La NASA no podía ocultar durante más tiempo esa realidad, y en los últimos meses había estado transmitiendo al resto de agencias gubernamentales advertencias sobre la posibilidad de que tuviese lugar un evento de carácter inminente a escala global relacionado con la actividad solar. En este sentido, era necesario que tuviesen preparados todos sus medios humanos y materiales ante cualquier posible eventualidad.
Carber tenía todos sus medios en alerta desde hacía semanas, con el fin de atender las necesidades de millones de ciudadanos, derivadas de una posible interrupción del fluido eléctrico durante un periodo de tiempo superior a seis meses. Para ello, la FEMA había procedido a la adquisición de miles de generadores de gasoil, circunstancia que no pasó desapercibida para algunas agencias estatales de noticias y que hizo correr ríos de tinta entre aquellos medios o publicaciones a los que siempre se les había tachado de sensacionalistas y conspiranoicos.

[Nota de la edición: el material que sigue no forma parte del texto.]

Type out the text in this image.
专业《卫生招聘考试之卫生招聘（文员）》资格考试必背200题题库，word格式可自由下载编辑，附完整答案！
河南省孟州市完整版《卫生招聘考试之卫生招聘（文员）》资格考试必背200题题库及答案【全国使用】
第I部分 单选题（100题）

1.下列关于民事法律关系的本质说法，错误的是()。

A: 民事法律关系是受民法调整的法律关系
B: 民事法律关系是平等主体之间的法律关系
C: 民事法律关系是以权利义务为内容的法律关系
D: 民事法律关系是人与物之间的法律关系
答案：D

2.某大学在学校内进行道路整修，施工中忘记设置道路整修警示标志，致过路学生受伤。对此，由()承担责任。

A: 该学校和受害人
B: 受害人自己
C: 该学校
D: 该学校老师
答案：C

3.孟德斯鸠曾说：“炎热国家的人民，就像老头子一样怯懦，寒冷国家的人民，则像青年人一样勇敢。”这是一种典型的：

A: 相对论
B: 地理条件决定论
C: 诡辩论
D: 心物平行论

Algunas agencias federales habían mostrado su preocupación por los acontecimientos que se habían encadenado en Europa en tan corto espacio de tiempo. Esa inquietud se había convertido en una realidad ante el aumento de la actividad sísmica en muchos países de Sudamérica y en ciertas zonas del sudeste asiático. A estos debían sumarse los últimos movimientos sísmicos sufridos en la costa oriental española, en las Islas Azores, en Francia, en Italia y, fundamentalmente, los devastadores efectos del último seísmo ocurrido en la ciudad de Dodona, en Grecia. Estos acontecimientos habían disparado las alarmas de todos los gobiernos occidentales de la vieja Europa. La sensación de inseguridad era generalizada: ni la comunidad científica se atrevía a señalar con certeza un culpable de ese aumento de la actividad sísmica. Únicamente habían detectado un leve desplazamiento de las placas continentales, originado por un problema de polaridad planetaria en el que, sin duda, estaba influyendo la actividad solar y, además, estaba dejando notar sus efectos en el conjunto de la corteza terrestre y en la solidez del campo magnético de la Tierra.